Figure 2. Pro-resolving receptors and biological actions of SPM

E-series resolvins (RvE1 and RvE2) are agonists for ChemR23/ERV and antagonists for the leukotriene B4 receptor, BLT-1. Lipoxin A4 (LXA4) and D-series resolvins, RvD1, RvD3 and RvD5 (RvD1 structure shown) are agonists for GPR32/DRV1 and ALX/FPR2. Acting via these specific receptors, SPM elicit their biological actions on leukocytes, which include the attenuation of polymorphonuclear neutrophil (PMN) trafficking, activation and inflammatory gene transcription, as well as the stimulation of macrophage phagocytosis of both apoptotic cells and bacteria.

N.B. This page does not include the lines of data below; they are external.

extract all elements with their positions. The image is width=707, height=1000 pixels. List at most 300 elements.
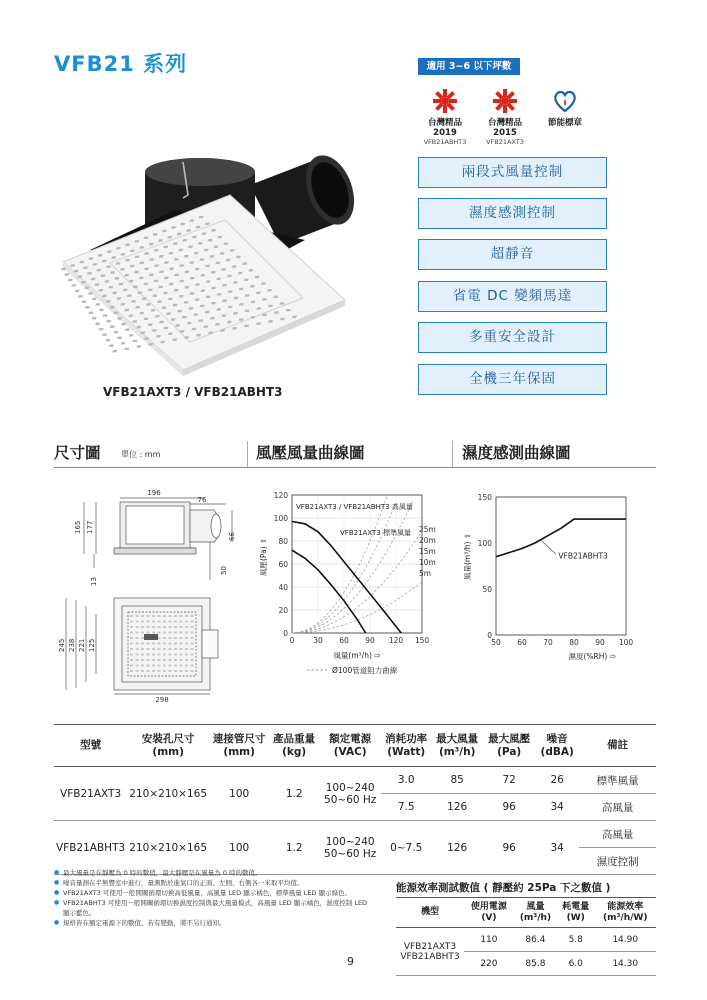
- grille-vent-slot: [83, 266, 88, 268]
- grille-vent-slot: [136, 659, 139, 661]
- grille-vent-slot: [203, 326, 208, 328]
- grille-vent-slot: [149, 258, 154, 260]
- grille-vent-slot: [220, 329, 225, 331]
- dimension-drawing: [54, 480, 244, 705]
- grille-vent-slot: [143, 237, 148, 239]
- award-label: 台灣精品: [427, 118, 462, 128]
- grille-vent-slot: [152, 626, 155, 628]
- grille-vent-slot: [185, 626, 188, 628]
- grille-vent-slot: [102, 334, 107, 336]
- grille-vent-slot: [191, 648, 194, 650]
- grille-vent-slot: [163, 670, 166, 672]
- grille-vent-slot: [169, 626, 172, 628]
- grille-vent-slot: [190, 277, 195, 279]
- grille-vent-slot: [248, 269, 253, 271]
- grille-vent-slot: [141, 643, 144, 645]
- grille-vent-slot: [120, 253, 125, 255]
- grille-vent-slot: [180, 648, 183, 650]
- grille-vent-slot: [217, 293, 222, 295]
- header-flow-text: 最大風量 (m³/h): [436, 732, 479, 758]
- cell-pressure: 96: [483, 794, 535, 821]
- grille-vent-slot: [227, 275, 232, 277]
- cell-eff-ratio: 14.30: [594, 952, 656, 976]
- cell-model: VFB21ABHT3: [54, 821, 127, 875]
- grille-vent-slot: [201, 232, 206, 234]
- grille-vent-slot: [189, 292, 194, 294]
- grille-vent-slot: [185, 670, 188, 672]
- grille-vent-slot: [121, 323, 126, 325]
- grille-vent-slot: [110, 271, 115, 273]
- dim-76: 76: [197, 496, 207, 504]
- grille-vent-slot: [117, 337, 122, 339]
- grille-vent-slot: [135, 256, 140, 258]
- grille-vent-slot: [221, 315, 226, 317]
- cell-power: [319, 767, 381, 821]
- grille-vent-slot: [163, 626, 166, 628]
- grille-vent-slot: [141, 665, 144, 667]
- cell-eff-flow: 86.4: [514, 928, 557, 952]
- award-label: 節能標章: [547, 118, 582, 128]
- grille-vent-slot: [81, 281, 86, 283]
- grille-vent-slot: [180, 621, 183, 623]
- resistance-curve-label: 25m: [419, 525, 436, 534]
- grille-vent-slot: [169, 621, 172, 623]
- grille-vent-slot: [141, 659, 144, 661]
- page-number: 9: [347, 955, 354, 968]
- grille-vent-slot: [185, 648, 188, 650]
- section-dimension-title: 尺寸圖: [54, 444, 101, 462]
- grille-vent-slot: [158, 286, 163, 288]
- feature-dc-motor: 省電 DC 變頻馬達: [418, 281, 607, 312]
- grille-vent-slot: [245, 294, 250, 296]
- grille-vent-slot: [144, 252, 149, 254]
- series-label: VFB21AXT3 / VFB21ABHT3 高風量: [296, 503, 413, 511]
- grille-vent-slot: [148, 323, 153, 325]
- grille-vent-slot: [100, 275, 105, 277]
- award-model: VFB21AXT3: [486, 138, 524, 146]
- cell-eff-model: [396, 928, 464, 976]
- grille-vent-slot: [130, 637, 133, 639]
- grille-vent-slot: [149, 274, 154, 276]
- grille-vent-slot: [180, 615, 183, 617]
- grille-vent-slot: [132, 320, 137, 322]
- grille-vent-slot: [152, 632, 155, 634]
- cell-power-text: 100~240 50~60 Hz: [324, 781, 377, 806]
- grille-vent-slot: [217, 236, 222, 238]
- grille-vent-slot: [68, 279, 73, 281]
- grille-vent-slot: [130, 659, 133, 661]
- footnote-item: ● VFB21AXT3 可使用一般開關循環切換高低風量，高風量 LED 顯示橘色，標準風量 LED 顯示綠色。: [54, 888, 374, 898]
- grille-vent-slot: [78, 295, 83, 297]
- grille-vent-slot: [174, 615, 177, 617]
- award-year: 2019: [433, 128, 457, 138]
- grille-vent-slot: [92, 317, 97, 319]
- header-power-text: 額定電源 (VAC): [329, 732, 372, 758]
- table-row: [54, 767, 656, 794]
- grille-vent-slot: [292, 316, 297, 318]
- grille-vent-slot: [143, 283, 148, 285]
- page-title: VFB21 系列: [54, 52, 188, 76]
- grille-vent-slot: [141, 670, 144, 672]
- grille-vent-slot: [155, 315, 160, 317]
- grille-vent-slot: [115, 262, 120, 264]
- grille-vent-slot: [268, 320, 273, 322]
- grille-vent-slot: [250, 301, 255, 303]
- grille-vent-slot: [177, 310, 182, 312]
- grille-vent-slot: [180, 632, 183, 634]
- grille-vent-slot: [206, 296, 211, 298]
- grille-vent-slot: [191, 626, 194, 628]
- grille-vent-slot: [191, 637, 194, 639]
- grille-vent-slot: [179, 280, 184, 282]
- grille-vent-slot: [172, 338, 177, 340]
- grille-vent-slot: [147, 654, 150, 656]
- grille-vent-slot: [244, 278, 249, 280]
- grille-vent-slot: [191, 615, 194, 617]
- grille-vent-slot: [64, 273, 69, 275]
- feature-safety: 多重安全設計: [418, 322, 607, 353]
- grille-vent-slot: [153, 233, 158, 235]
- grille-vent-slot: [174, 626, 177, 628]
- grille-vent-slot: [191, 632, 194, 634]
- feature-humidity-sensor: 濕度感測控制: [418, 198, 607, 229]
- grille-vent-slot: [141, 632, 144, 634]
- header-eff-watt-text: 耗電量 (W): [562, 901, 590, 923]
- grille-vent-slot: [174, 665, 177, 667]
- plot-frame: [496, 497, 626, 635]
- x-tick-label: 120: [388, 636, 404, 645]
- dim-13: 13: [90, 577, 98, 586]
- grille-vent-slot: [228, 306, 233, 308]
- grille-vent-slot: [139, 246, 144, 248]
- grille-vent-slot: [158, 621, 161, 623]
- cell-power-text: 100~240 50~60 Hz: [324, 835, 377, 860]
- grille-vent-slot: [132, 340, 137, 342]
- grille-vent-slot: [199, 216, 204, 218]
- header-eff-watt: [557, 898, 594, 928]
- grille-vent-slot: [75, 290, 80, 292]
- resistance-curve: [292, 582, 422, 633]
- grille-vent-slot: [152, 659, 155, 661]
- footnotes: [54, 868, 374, 928]
- grille-vent-slot: [171, 226, 176, 228]
- grille-vent-slot: [128, 315, 133, 317]
- grille-vent-slot: [103, 314, 108, 316]
- grille-vent-slot: [211, 302, 216, 304]
- grille-vent-slot: [163, 246, 168, 248]
- grille-vent-slot: [141, 621, 144, 623]
- cell-eff-flow: 85.8: [514, 952, 557, 976]
- resistance-curve-label: 15m: [419, 547, 436, 556]
- grille-vent-slot: [95, 303, 100, 305]
- grille-vent-slot: [186, 229, 191, 231]
- grille-vent-slot: [168, 298, 173, 300]
- grille-vent-slot: [210, 317, 215, 319]
- grille-vent-slot: [211, 271, 216, 273]
- grille-vent-slot: [198, 242, 203, 244]
- grille-vent-slot: [127, 294, 132, 296]
- cell-flow: 126: [431, 794, 483, 821]
- grille-vent-slot: [286, 309, 291, 311]
- grille-vent-slot: [125, 259, 130, 261]
- grille-vent-slot: [163, 292, 168, 294]
- grille-vent-slot: [182, 316, 187, 318]
- grille-vent-slot: [136, 632, 139, 634]
- grille-vent-slot: [180, 643, 183, 645]
- cell-noise: 34: [535, 821, 579, 875]
- grille-vent-slot: [180, 330, 185, 332]
- grille-vent-slot: [280, 318, 285, 320]
- grille-vent-slot: [98, 254, 103, 256]
- table-row: [396, 928, 656, 952]
- grille-vent-slot: [200, 289, 205, 291]
- grille-vent-slot: [136, 670, 139, 672]
- award-energy-label: [530, 88, 600, 128]
- grille-vent-slot: [214, 246, 219, 248]
- grille-vent-slot: [180, 654, 183, 656]
- grille-vent-slot: [174, 670, 177, 672]
- efficiency-table: [396, 897, 656, 976]
- y-axis-label: 風壓(Pa) ⇧: [259, 537, 268, 576]
- grille-vent-slot: [136, 621, 139, 623]
- grille-vent-slot: [148, 289, 153, 291]
- y-tick-label: 150: [477, 493, 492, 502]
- grille-vent-slot: [163, 327, 168, 329]
- grille-vent-slot: [268, 305, 273, 307]
- grille-vent-slot: [134, 240, 139, 242]
- grille-vent-slot: [182, 239, 187, 241]
- grille-vent-slot: [279, 302, 284, 304]
- grille-vent-slot: [179, 295, 184, 297]
- grille-vent-slot: [152, 670, 155, 672]
- grille-vent-slot: [160, 341, 165, 343]
- grille-vent-slot: [143, 318, 148, 320]
- cell-pipe: 100: [209, 767, 269, 821]
- grille-vent-slot: [184, 271, 189, 273]
- cell-eff-watt: 5.8: [557, 928, 594, 952]
- grille-vent-slot: [169, 632, 172, 634]
- footnote-item: ● 規格皆在額定電源下的數值，若有變動，將不另行通知。: [54, 918, 374, 928]
- grille-vent-slot: [230, 249, 235, 251]
- grille-vent-slot: [136, 637, 139, 639]
- grille-vent-slot: [168, 333, 173, 335]
- x-tick-label: 70: [543, 638, 553, 647]
- section-dimension-unit: 單位 : mm: [121, 450, 161, 459]
- grille-vent-slot: [180, 626, 183, 628]
- grille-vent-slot: [111, 256, 116, 258]
- header-weight: [269, 725, 319, 767]
- y-tick-label: 100: [273, 514, 288, 523]
- grille-vent-slot: [261, 282, 266, 284]
- grille-vent-slot: [233, 297, 238, 299]
- grille-vent-slot: [134, 271, 139, 273]
- grille-vent-slot: [156, 335, 161, 337]
- grille-vent-slot: [163, 648, 166, 650]
- grille-vent-slot: [236, 256, 241, 258]
- grille-vent-slot: [174, 621, 177, 623]
- header-pressure-text: 最大風壓 (Pa): [488, 732, 531, 758]
- grille-vent-slot: [106, 266, 111, 268]
- grille-vent-slot: [199, 258, 204, 260]
- feature-warranty: 全機三年保固: [418, 364, 607, 395]
- grille-vent-slot: [239, 288, 244, 290]
- grille-vent-slot: [226, 259, 231, 261]
- footnote-item: ● 噪音量測在半無響室中進行，量測點於進氣口的正面、左側、右側各一米取平均值。: [54, 878, 374, 888]
- grille-vent-slot: [174, 648, 177, 650]
- cell-noise: 34: [535, 794, 579, 821]
- grille-vent-slot: [180, 665, 183, 667]
- resistance-curve-label: 5m: [419, 569, 432, 578]
- grille-vent-slot: [187, 322, 192, 324]
- resistance-curve-label: 10m: [419, 558, 436, 567]
- footnote-item: ● VFB21ABHT3 可使用一般開關循環切換濕度控制與最大風量模式，高風量 LED 顯示橘色，濕度控制 LED 顯示藍色。: [54, 898, 374, 918]
- grille-vent-slot: [107, 250, 112, 252]
- grille-vent-slot: [158, 626, 161, 628]
- cell-flow: 85: [431, 767, 483, 794]
- grille-vent-slot: [206, 280, 211, 282]
- grille-vent-slot: [92, 263, 97, 265]
- y-axis-label: 風量(m³/h) ⇧: [463, 532, 472, 580]
- grille-vent-slot: [180, 637, 183, 639]
- grille-vent-slot: [117, 317, 122, 319]
- grille-vent-slot: [120, 303, 125, 305]
- grille-vent-slot: [77, 275, 82, 277]
- grille-vent-slot: [194, 252, 199, 254]
- header-noise-text: 噪音 (dBA): [540, 732, 574, 758]
- grille-vent-slot: [144, 268, 149, 270]
- cell-eff-voltage: 110: [464, 928, 514, 952]
- grille-vent-slot: [174, 637, 177, 639]
- grille-vent-slot: [147, 626, 150, 628]
- grille-vent-slot: [167, 236, 172, 238]
- grille-vent-slot: [130, 632, 133, 634]
- grille-vent-slot: [130, 654, 133, 656]
- grille-vent-slot: [130, 648, 133, 650]
- grille-vent-slot: [239, 303, 244, 305]
- grille-vent-slot: [220, 252, 225, 254]
- grille-vent-slot: [169, 654, 172, 656]
- resistance-curve-label: 20m: [419, 536, 436, 545]
- y-tick-label: 0: [283, 629, 288, 638]
- grille-vent-slot: [147, 643, 150, 645]
- grille-vent-slot: [163, 615, 166, 617]
- header-eff-model: 機型: [396, 898, 464, 928]
- y-tick-label: 50: [482, 585, 492, 594]
- grille-vent-slot: [130, 621, 133, 623]
- grille-vent-slot: [110, 306, 115, 308]
- grille-vent-slot: [189, 261, 194, 263]
- grille-vent-slot: [205, 265, 210, 267]
- cell-pressure: 72: [483, 767, 535, 794]
- grille-vent-slot: [114, 277, 119, 279]
- grille-vent-slot: [169, 637, 172, 639]
- grille-vent-slot: [242, 262, 247, 264]
- header-eff-voltage-text: 使用電源 (V): [470, 901, 507, 923]
- series-leader-line: [540, 539, 556, 554]
- x-axis-label: 濕度(%RH) ⇨: [568, 652, 616, 661]
- dim-50: 50: [220, 566, 228, 575]
- grille-vent-slot: [169, 268, 174, 270]
- grille-vent-slot: [166, 312, 171, 314]
- grille-vent-slot: [180, 659, 183, 661]
- grille-vent-slot: [136, 615, 139, 617]
- grille-vent-slot: [256, 292, 261, 294]
- grille-vent-slot: [129, 280, 134, 282]
- grille-vent-slot: [169, 670, 172, 672]
- grille-vent-slot: [152, 295, 157, 297]
- grille-vent-slot: [140, 332, 145, 334]
- series-line: [292, 550, 366, 633]
- grille-vent-slot: [205, 311, 210, 313]
- header-eff-flow: [514, 898, 557, 928]
- cell-pipe: 100: [209, 821, 269, 875]
- section-separator: [247, 441, 248, 467]
- dim-125: 125: [88, 638, 96, 652]
- efficiency-title: 能源效率測試數值 ( 靜壓約 25Pa 下之數值 ): [396, 882, 611, 894]
- grille-vent-slot: [173, 242, 178, 244]
- grille-vent-slot: [152, 648, 155, 650]
- cell-watt: 7.5: [381, 794, 431, 821]
- header-eff-voltage: [464, 898, 514, 928]
- switch-slot: [144, 634, 158, 640]
- grille-vent-slot: [125, 328, 130, 330]
- grille-vent-slot: [136, 654, 139, 656]
- grille-vent-slot: [215, 323, 220, 325]
- grille-vent-slot: [200, 305, 205, 307]
- grille-vent-slot: [158, 665, 161, 667]
- grille-vent-slot: [116, 297, 121, 299]
- grille-vent-slot: [74, 270, 79, 272]
- grille-vent-slot: [222, 299, 227, 301]
- grille-vent-slot: [158, 654, 161, 656]
- grille-vent-slot: [131, 300, 136, 302]
- grille-vent-slot: [154, 280, 159, 282]
- grille-vent-slot: [102, 260, 107, 262]
- cell-weight: 1.2: [269, 767, 319, 821]
- taiwan-excellence-icon: [432, 88, 458, 114]
- grille-vent-slot: [81, 301, 86, 303]
- grille-vent-slot: [139, 262, 144, 264]
- legend-resistance-label: Ø100管道阻力曲線: [332, 666, 398, 675]
- grille-vent-slot: [211, 287, 216, 289]
- grille-vent-slot: [170, 318, 175, 320]
- grille-vent-slot: [136, 648, 139, 650]
- grille-vent-slot: [85, 306, 90, 308]
- grille-vent-slot: [245, 310, 250, 312]
- grille-vent-slot: [183, 301, 188, 303]
- grille-vent-slot: [136, 326, 141, 328]
- grille-vent-slot: [88, 292, 93, 294]
- grille-vent-slot: [256, 322, 261, 324]
- grille-vent-slot: [106, 320, 111, 322]
- x-tick-label: 50: [491, 638, 501, 647]
- grille-vent-slot: [106, 300, 111, 302]
- grille-vent-slot: [239, 318, 244, 320]
- grille-vent-slot: [152, 643, 155, 645]
- y-tick-label: 100: [477, 539, 492, 548]
- grille-vent-slot: [244, 325, 249, 327]
- grille-vent-slot: [188, 307, 193, 309]
- grille-vent-slot: [96, 269, 101, 271]
- header-eff-ratio-text: 能源效率 (m³/h/W): [602, 901, 648, 923]
- dim-245: 245: [58, 638, 66, 652]
- grille-vent-slot: [185, 643, 188, 645]
- header-noise: [535, 725, 579, 767]
- cell-eff-model-text: VFB21AXT3 VFB21ABHT3: [400, 941, 460, 962]
- room-size-badge: 適用 3~6 以下坪數: [418, 58, 520, 75]
- grille-vent-slot: [163, 621, 166, 623]
- header-hole: [127, 725, 209, 767]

Figure 3. Altered resolution of inflammation in diabetic wounds

(A) Cellular events during a normal acute inflammatory response, depicting the rapid macrophage-dependent clearance of apoptotic neutrophils (PMN). Established resolution indices are shown, with ψmax representing maximum PMN infiltration, Tmax representing the time point at which PMN reach their maximum levels, T50 representing the time point at which PMN decline to half of their maximum value and Ri representing the resolution interval, the period of time during which PMN decrease to half of their maximum value; see text for details. (B) Altered resolution of acute inflammation in the context of obesity and diabetes in which PMN apoptosis is delayed and macrophage efferocytosis is defective. (C) Depiction of defects in the wound-healing program in diabetes, including persistent leukocyte and apoptotic cell accumulation and defective wound closure. (D) Enhancement of wound healing in diabetes by SPM by promoting macrophage-mediated apoptotic cell clearance and re-epithelialization.

Figure 4. Biosynthesis and biological role of SPM in adipose tissue

In the adipose tissue, the major long chain polyunsaturated fatty acids, arachidonic acid, eicosapentaenoic acid and docosahexaenoic acid, and, are endogenously converted into potent anti-inflammatory and pro-resolving SPM lipoxin A4, resolvin E1, protectin D1 and resolvin D1. In inflamed adipose tissue, these mediators evoke cell-specific regulatory actions on adipokine expression and/or secretion by adipocytes and macrophages. Resolvin D1 also promotes macrophage polarization toward the anti-inflammatory M2 phenotype. A section of adipose tissue immunostained with an F4/80 antibody, depicting a remarkable infiltration of macrophages forming “crown-like” structures within surrounding adipocytes, is shown in the upper right corner. COX-2: cyclooxygenase-2; Cyt P450: cytochrome P450; LOX: lipoxygenase; IL: interleukin; TNFα: tumor necrosis factor α; MCP-1: monocyte chemoattractant protein-1.